Sous-titre : Météo France prévoit une forte probabilité de températures supérieures à la normale entre mai et juillet, en particulier dans le sud de la France.

Selon Météo France, les régions méditerranéennes pourraient connaître des températures estivales supérieures à la normale entre mai et juillet, avec une probabilité de 70 %. Cette prévision s’accompagne d’une augmentation de la température moyenne de la mer Méditerranée, contribuant à cette tendance.

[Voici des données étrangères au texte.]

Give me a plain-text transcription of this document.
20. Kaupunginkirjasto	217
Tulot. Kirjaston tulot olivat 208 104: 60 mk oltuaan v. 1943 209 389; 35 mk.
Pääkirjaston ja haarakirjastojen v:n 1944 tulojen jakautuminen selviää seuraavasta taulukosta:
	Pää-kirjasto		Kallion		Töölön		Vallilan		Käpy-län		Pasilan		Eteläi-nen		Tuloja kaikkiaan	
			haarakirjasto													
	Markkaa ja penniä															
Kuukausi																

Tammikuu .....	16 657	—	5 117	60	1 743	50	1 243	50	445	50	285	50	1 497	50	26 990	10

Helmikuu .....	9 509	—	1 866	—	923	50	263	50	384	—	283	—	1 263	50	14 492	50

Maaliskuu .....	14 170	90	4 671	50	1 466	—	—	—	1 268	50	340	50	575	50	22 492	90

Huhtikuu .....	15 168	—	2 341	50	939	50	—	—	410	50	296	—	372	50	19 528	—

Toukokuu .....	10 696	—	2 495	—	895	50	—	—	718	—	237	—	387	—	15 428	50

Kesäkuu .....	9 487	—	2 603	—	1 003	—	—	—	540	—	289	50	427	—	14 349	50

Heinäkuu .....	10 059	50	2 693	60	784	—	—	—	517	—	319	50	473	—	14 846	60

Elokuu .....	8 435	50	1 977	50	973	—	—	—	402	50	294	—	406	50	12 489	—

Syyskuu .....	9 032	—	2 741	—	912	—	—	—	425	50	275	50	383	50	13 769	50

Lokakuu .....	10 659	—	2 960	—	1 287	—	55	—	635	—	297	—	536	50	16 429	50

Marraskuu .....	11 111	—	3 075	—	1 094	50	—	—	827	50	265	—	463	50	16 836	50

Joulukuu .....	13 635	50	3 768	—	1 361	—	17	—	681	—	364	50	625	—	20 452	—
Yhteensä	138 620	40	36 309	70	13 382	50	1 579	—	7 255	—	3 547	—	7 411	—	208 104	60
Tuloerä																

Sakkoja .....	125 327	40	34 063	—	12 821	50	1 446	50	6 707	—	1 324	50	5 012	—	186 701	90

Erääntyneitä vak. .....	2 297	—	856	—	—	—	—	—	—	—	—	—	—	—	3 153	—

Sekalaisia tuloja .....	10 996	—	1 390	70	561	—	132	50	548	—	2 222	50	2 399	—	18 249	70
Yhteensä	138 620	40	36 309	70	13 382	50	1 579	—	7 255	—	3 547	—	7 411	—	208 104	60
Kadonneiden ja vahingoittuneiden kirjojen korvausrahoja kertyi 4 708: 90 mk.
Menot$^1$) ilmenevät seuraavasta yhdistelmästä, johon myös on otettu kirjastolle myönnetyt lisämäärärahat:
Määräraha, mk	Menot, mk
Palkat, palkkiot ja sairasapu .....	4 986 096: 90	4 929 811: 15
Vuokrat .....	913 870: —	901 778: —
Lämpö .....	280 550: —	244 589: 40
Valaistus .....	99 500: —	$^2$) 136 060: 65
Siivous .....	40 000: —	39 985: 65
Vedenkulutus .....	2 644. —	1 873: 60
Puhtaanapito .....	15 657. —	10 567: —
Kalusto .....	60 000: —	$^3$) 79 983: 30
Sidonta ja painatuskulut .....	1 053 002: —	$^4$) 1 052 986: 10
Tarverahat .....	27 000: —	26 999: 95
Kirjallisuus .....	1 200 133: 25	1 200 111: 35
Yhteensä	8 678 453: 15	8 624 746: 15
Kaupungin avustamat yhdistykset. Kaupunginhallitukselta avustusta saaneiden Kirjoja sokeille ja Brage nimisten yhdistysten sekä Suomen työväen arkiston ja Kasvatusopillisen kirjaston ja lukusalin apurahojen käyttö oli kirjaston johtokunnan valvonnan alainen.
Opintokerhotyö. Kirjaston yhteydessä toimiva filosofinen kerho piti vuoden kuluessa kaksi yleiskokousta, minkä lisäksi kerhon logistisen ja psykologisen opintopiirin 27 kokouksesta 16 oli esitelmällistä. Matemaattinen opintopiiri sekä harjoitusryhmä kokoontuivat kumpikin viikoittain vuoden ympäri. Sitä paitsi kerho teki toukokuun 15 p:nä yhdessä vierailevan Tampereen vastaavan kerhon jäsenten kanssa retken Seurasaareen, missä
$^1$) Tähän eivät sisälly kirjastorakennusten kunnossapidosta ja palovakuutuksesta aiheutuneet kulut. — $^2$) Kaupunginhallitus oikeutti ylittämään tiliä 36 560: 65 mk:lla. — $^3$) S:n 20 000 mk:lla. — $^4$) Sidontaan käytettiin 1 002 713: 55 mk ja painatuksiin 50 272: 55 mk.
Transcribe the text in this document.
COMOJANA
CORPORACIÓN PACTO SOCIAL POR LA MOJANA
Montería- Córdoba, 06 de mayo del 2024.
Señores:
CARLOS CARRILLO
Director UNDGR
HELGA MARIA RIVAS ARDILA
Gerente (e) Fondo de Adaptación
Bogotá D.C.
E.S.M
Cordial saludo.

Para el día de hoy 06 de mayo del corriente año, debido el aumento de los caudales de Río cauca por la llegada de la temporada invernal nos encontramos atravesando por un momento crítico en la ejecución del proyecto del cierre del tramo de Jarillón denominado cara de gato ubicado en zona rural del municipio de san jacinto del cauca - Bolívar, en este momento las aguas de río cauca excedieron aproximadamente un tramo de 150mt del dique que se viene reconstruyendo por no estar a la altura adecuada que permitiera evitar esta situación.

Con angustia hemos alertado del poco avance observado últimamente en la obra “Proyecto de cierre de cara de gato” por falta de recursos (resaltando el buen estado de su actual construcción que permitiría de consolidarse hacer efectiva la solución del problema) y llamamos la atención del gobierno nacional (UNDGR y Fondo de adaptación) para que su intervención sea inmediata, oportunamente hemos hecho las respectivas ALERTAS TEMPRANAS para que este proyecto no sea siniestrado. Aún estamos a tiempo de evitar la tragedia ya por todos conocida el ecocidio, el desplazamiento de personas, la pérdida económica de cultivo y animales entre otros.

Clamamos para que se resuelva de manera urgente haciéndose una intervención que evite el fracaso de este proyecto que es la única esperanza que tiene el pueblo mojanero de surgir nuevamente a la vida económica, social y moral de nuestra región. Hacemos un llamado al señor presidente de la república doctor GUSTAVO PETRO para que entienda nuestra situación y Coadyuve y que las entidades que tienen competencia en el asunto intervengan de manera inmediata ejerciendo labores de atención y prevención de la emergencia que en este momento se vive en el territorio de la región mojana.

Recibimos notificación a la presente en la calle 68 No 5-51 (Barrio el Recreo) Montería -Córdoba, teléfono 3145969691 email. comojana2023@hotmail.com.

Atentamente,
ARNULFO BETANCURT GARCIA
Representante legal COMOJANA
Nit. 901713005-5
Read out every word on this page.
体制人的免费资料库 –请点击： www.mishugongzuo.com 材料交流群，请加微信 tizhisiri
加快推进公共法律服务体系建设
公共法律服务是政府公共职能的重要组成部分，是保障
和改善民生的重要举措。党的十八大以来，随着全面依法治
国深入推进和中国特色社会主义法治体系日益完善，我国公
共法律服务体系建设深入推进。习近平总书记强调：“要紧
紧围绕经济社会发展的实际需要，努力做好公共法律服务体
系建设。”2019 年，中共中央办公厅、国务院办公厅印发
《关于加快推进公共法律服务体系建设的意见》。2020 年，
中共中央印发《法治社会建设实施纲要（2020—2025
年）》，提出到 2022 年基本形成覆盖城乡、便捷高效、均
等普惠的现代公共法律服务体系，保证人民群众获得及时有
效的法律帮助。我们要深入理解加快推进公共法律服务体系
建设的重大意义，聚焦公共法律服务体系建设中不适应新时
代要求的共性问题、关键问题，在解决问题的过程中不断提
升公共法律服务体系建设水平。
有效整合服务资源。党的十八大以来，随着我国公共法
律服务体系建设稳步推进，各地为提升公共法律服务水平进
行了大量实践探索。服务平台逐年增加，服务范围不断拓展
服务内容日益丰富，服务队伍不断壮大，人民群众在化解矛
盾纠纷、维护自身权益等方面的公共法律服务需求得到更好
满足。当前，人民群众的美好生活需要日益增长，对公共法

Le bulletin trimestriel de Météo France, publié le 29 avril, indique que la probabilité de températures plus élevées que la normale est de 70 % dans la zone méditerranéenne. En revanche, dans le reste de la France, cette tendance est moins prononcée, avec une probabilité de 50 % à l’échelle nationale.

Ces prévisions sont essentielles pour les agriculteurs, bien qu’elles nécessitent une certaine prudence, étant donné leur nature à long terme. Guillaume Sechet, météorologue, souligne qu’il est plus difficile de prédire les précipitations que les températures sur une période aussi étendue. Bien que les modèles européens et américains convergent vers des températures plus élevées, aucune préférence n’est donnée à un scénario spécifique par Météo France.

Le climatologue Davide Farande explique que la hausse des températures de la mer Méditerranée est un facteur contributif majeur à cette prévision. Avec une mer plus chaude que la normale ce printemps, la chaleur se propage progressivement vers le littoral, augmentant ainsi les températures dans la région.

Ces prévisions ne doivent pas être confondues avec des annonces de vagues de chaleur ou de canicules, souligne-t-on. Ces phénomènes restent imprévisibles sur une échelle temporelle aussi large.